Quelque part, l’esprit de mes chats disparus demeure, en moi, et en eux.
c’est poignant de le voir s’étioler ainsi.
il semble subir son état, en silence. comment savoir, connaître la souffrance animale ?
celui-là ne se plaint pas, il semble s’économiser.
Que peut bien penser le chat qui meurt ?
cigalette, protège-toi un peu, c’est beaucoup de tristesse, ça.

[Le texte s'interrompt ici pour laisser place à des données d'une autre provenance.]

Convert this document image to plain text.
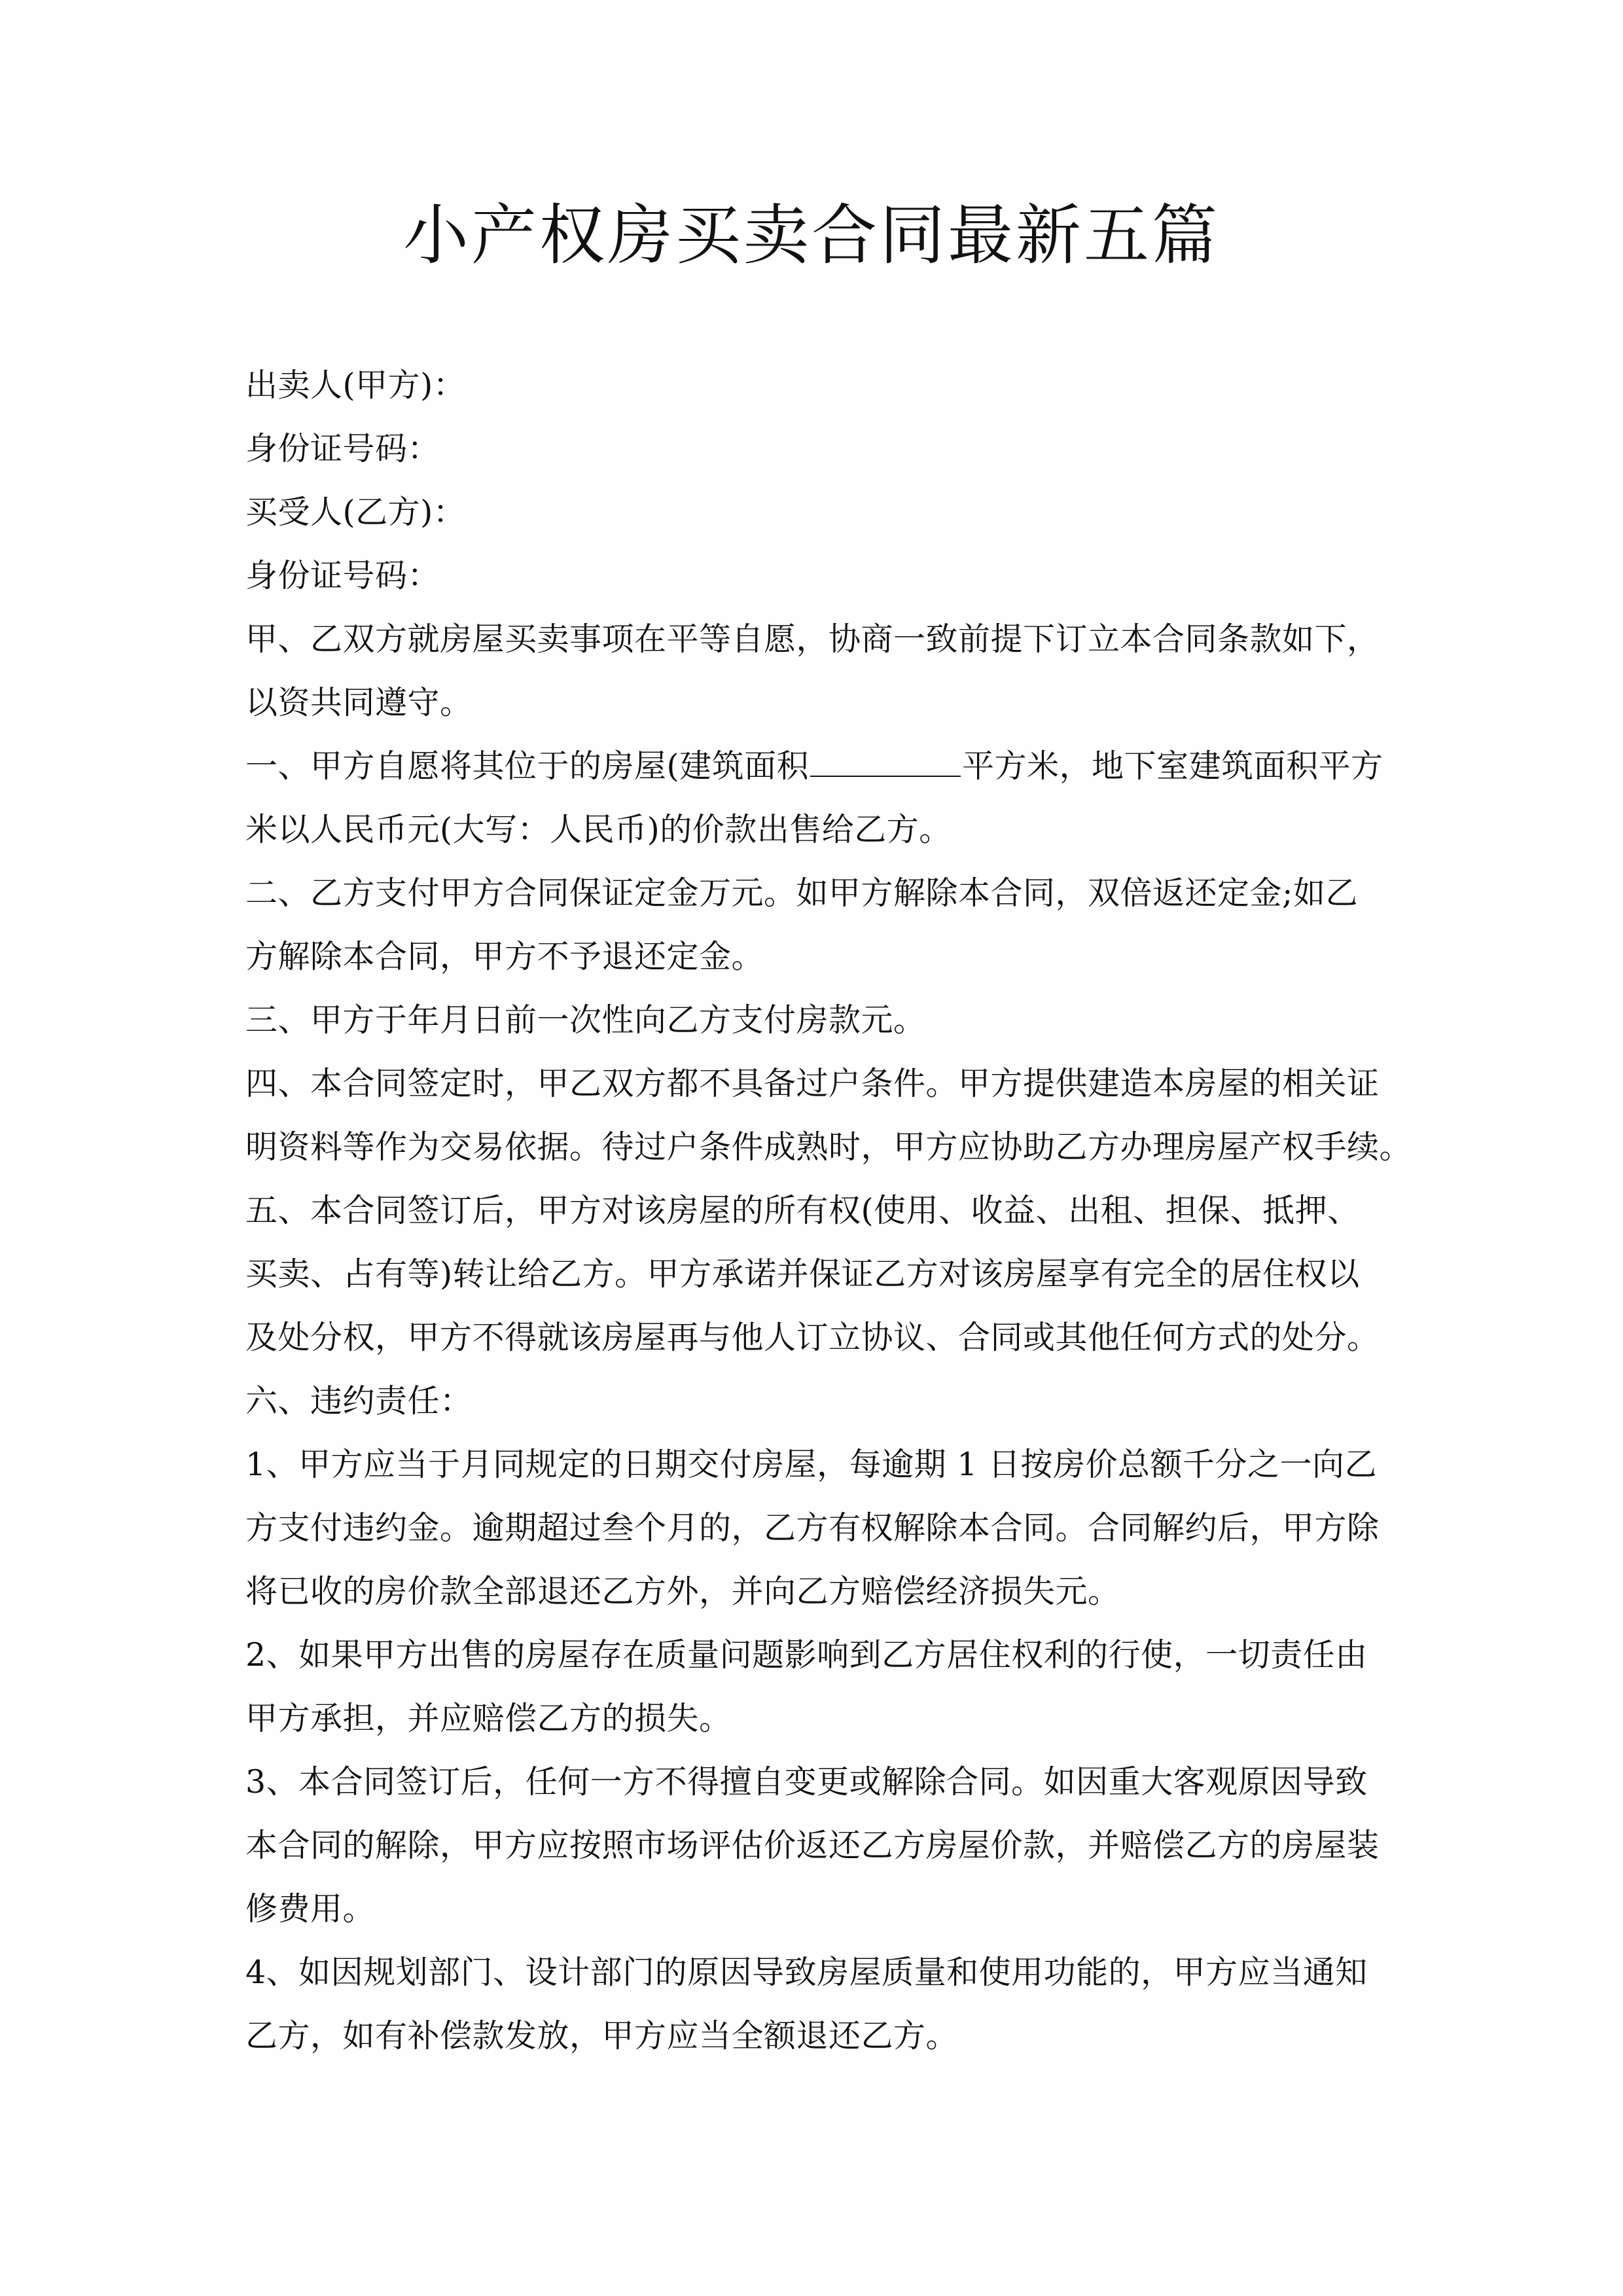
小产权房买卖合同最新五篇
出卖人(甲方)：
身份证号码：
买受人(乙方)：
身份证号码：
甲、乙双方就房屋买卖事项在平等自愿，协商一致前提下订立本合同条款如下，
以资共同遵守。
一、甲方自愿将其位于的房屋(建筑面积	平方米，地下室建筑面积平方
米以人民币元(大写：人民币)的价款出售给乙方。
二、乙方支付甲方合同保证定金万元。如甲方解除本合同，双倍返还定金;如乙
方解除本合同，甲方不予退还定金。
三、甲方于年月日前一次性向乙方支付房款元。
四、本合同签定时，甲乙双方都不具备过户条件。甲方提供建造本房屋的相关证
明资料等作为交易依据。待过户条件成熟时，甲方应协助乙方办理房屋产权手续。
五、本合同签订后，甲方对该房屋的所有权(使用、收益、出租、担保、抵押、
买卖、占有等)转让给乙方。甲方承诺并保证乙方对该房屋享有完全的居住权以
及处分权，甲方不得就该房屋再与他人订立协议、合同或其他任何方式的处分。
六、违约责任：
1、甲方应当于月同规定的日期交付房屋，每逾期 1 日按房价总额千分之一向乙
方支付违约金。逾期超过叁个月的，乙方有权解除本合同。合同解约后，甲方除
将已收的房价款全部退还乙方外，并向乙方赔偿经济损失元。
2、如果甲方出售的房屋存在质量问题影响到乙方居住权利的行使，一切责任由
甲方承担，并应赔偿乙方的损失。
3、本合同签订后，任何一方不得擅自变更或解除合同。如因重大客观原因导致
本合同的解除，甲方应按照市场评估价返还乙方房屋价款，并赔偿乙方的房屋装
修费用。
4、如因规划部门、设计部门的原因导致房屋质量和使用功能的，甲方应当通知
乙方，如有补偿款发放，甲方应当全额退还乙方。
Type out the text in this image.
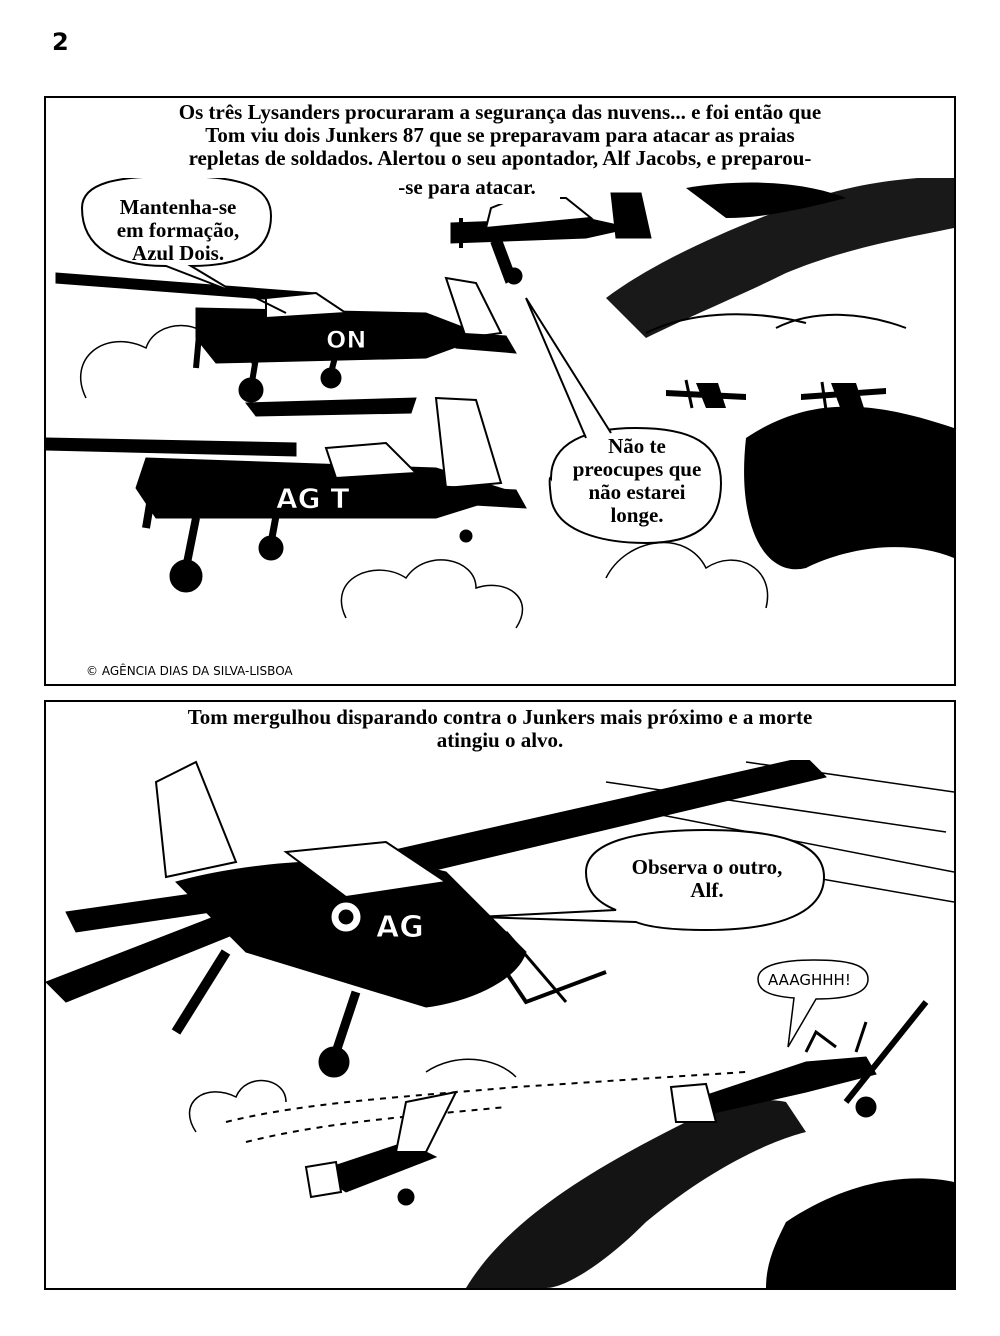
2
ON
AG T
Os três Lysanders procuraram a segurança das nuvens... e foi então que
Tom viu dois Junkers 87 que se preparavam para atacar as praias
repletas de soldados. Alertou o seu apontador, Alf Jacobs, e preparou-
-se para atacar.
Mantenha-se
em formação,
Azul Dois.
Não te
preocupes que
não estarei
longe.
© AGÊNCIA DIAS DA SILVA-LISBOA
AG
Tom mergulhou disparando contra o Junkers mais próximo e a morte
atingiu o alvo.
Observa o outro,
Alf.
AAAGHHH!
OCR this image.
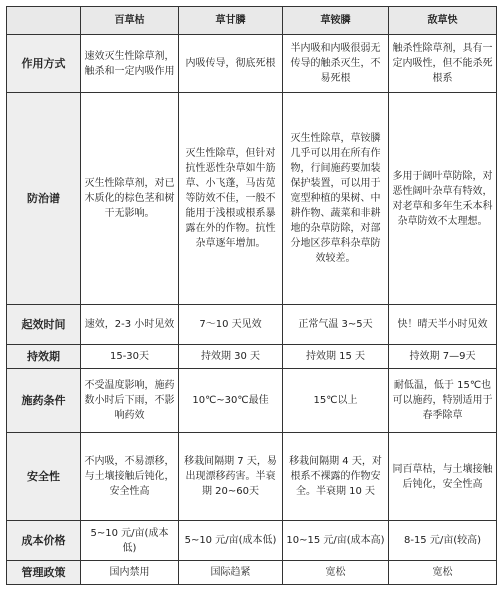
	百草枯	草甘膦	草铵膦	敌草快
作用方式	速效灭生性除草剂，触杀和一定内吸作用	内吸传导，彻底死根	半内吸和内吸很弱无传导的触杀灭生，不易死根	触杀性除草剂，具有一定内吸性，但不能杀死根系
防治谱	灭生性除草剂，对已木质化的棕色茎和树干无影响。	灭生性除草，但针对抗性恶性杂草如牛筋草、小飞蓬，马齿苋等防效不佳，一般不能用于浅根或根系暴露在外的作物。抗性杂草逐年增加。	灭生性除草，草铵膦几乎可以用在所有作物，行间施药要加装保护装置，可以用于宽型种植的果树、中耕作物、蔬菜和非耕地的杂草防除，对部分地区莎草科杂草防效较差。	多用于阔叶草防除，对恶性阔叶杂草有特效，对老草和多年生禾本科杂草防效不太理想。
起效时间	速效，2-3 小时见效	7～10 天见效	正常气温 3~5天	快！晴天半小时见效
持效期	15-30天	持效期 30 天	持效期 15 天	持效期 7—9天
施药条件	不受温度影响，施药数小时后下雨，不影响药效	10℃~30℃最佳	15℃以上	耐低温，低于 15℃也可以施药，特别适用于春季除草
安全性	不内吸，不易漂移，与土壤接触后钝化，安全性高	移栽间隔期 7 天，易出现漂移药害。半衰期 20~60天	移栽间隔期 4 天，对根系不裸露的作物安全。半衰期 10 天	同百草枯，与土壤接触后钝化，安全性高
成本价格	5~10 元/亩(成本低)	5~10 元/亩(成本低)	10~15 元/亩(成本高)	8-15 元/亩(较高)
管理政策	国内禁用	国际趋紧	宽松	宽松
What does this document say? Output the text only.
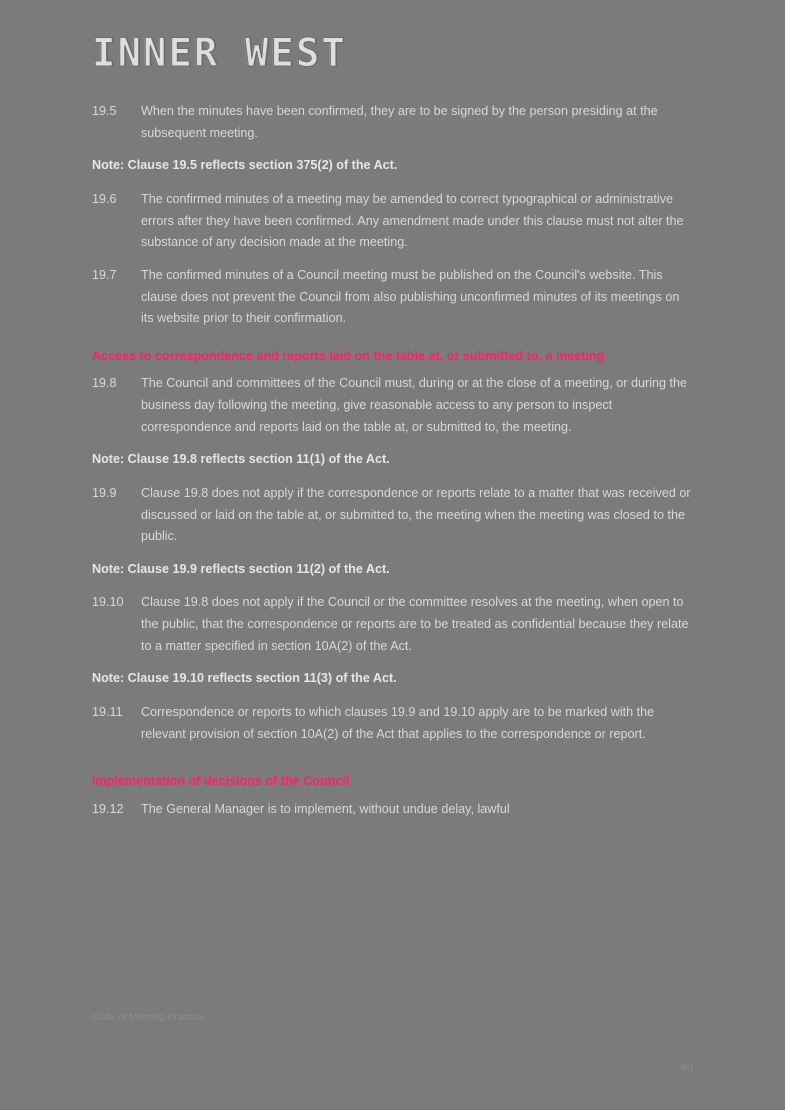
INNER WEST
19.5	When the minutes have been confirmed, they are to be signed by the person presiding at the subsequent meeting.
Note: Clause 19.5 reflects section 375(2) of the Act.
19.6	The confirmed minutes of a meeting may be amended to correct typographical or administrative errors after they have been confirmed. Any amendment made under this clause must not alter the substance of any decision made at the meeting.
19.7	The confirmed minutes of a Council meeting must be published on the Council's website. This clause does not prevent the Council from also publishing unconfirmed minutes of its meetings on its website prior to their confirmation.
Access to correspondence and reports laid on the table at, or submitted to, a meeting
19.8	The Council and committees of the Council must, during or at the close of a meeting, or during the business day following the meeting, give reasonable access to any person to inspect correspondence and reports laid on the table at, or submitted to, the meeting.
Note: Clause 19.8 reflects section 11(1) of the Act.
19.9	Clause 19.8 does not apply if the correspondence or reports relate to a matter that was received or discussed or laid on the table at, or submitted to, the meeting when the meeting was closed to the public.
Note: Clause 19.9 reflects section 11(2) of the Act.
19.10	Clause 19.8 does not apply if the Council or the committee resolves at the meeting, when open to the public, that the correspondence or reports are to be treated as confidential because they relate to a matter specified in section 10A(2) of the Act.
Note: Clause 19.10 reflects section 11(3) of the Act.
19.11	Correspondence or reports to which clauses 19.9 and 19.10 apply are to be marked with the relevant provision of section 10A(2) of the Act that applies to the correspondence or report.
Implementation of decisions of the Council
19.12	The General Manager is to implement, without undue delay, lawful
Code of Meeting Practice
60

Long Etrange, beau nom romantique
merci les amiEs pour vos commentaires.
prosaïquement, je crois que le chat qui meurt a très envie d’aller voir ailleurs s’il meurt un peu moins. il fuit sa douleur, son mal-être, sa faiblesse. jusqu’au moment où il ne peut plus fuir. alors il attend. des heures, parfois des jours. je réponds à cela comme je crois être juste de répondre. mais je n’en sais rien. la réponse brutale et compassionnelle, je n’arrive plus à l’assumer. et parfois, je soupçonne qu’elle serait plus compassionnelle pour moi que pour l’autre.
c’est quand tout est fini qu’on réalise à quel point on vit suspendu aux derniers souffles, aux derniers déplacements, aux derniers pipis ou cacas, aux dernières fois où notre bête boit, notre bête qui meurt. c’est comme un couvercle de plomb, on a l’impression que tout est en mineur, même le soleil n’arrive pas à percer. et puis la délivrance arrive, car c’est toujours une délivrance, et ce qui était suspendu repart, jusqu’à la prochaine fois.
ce qui m’effraie le plus, c’est l’état de méconnaissance de moi pour moi-même : est-ce que j’agis de manière monstrueuse, sadique, ou est-ce juste, et suis-je bonne ? aucune idée.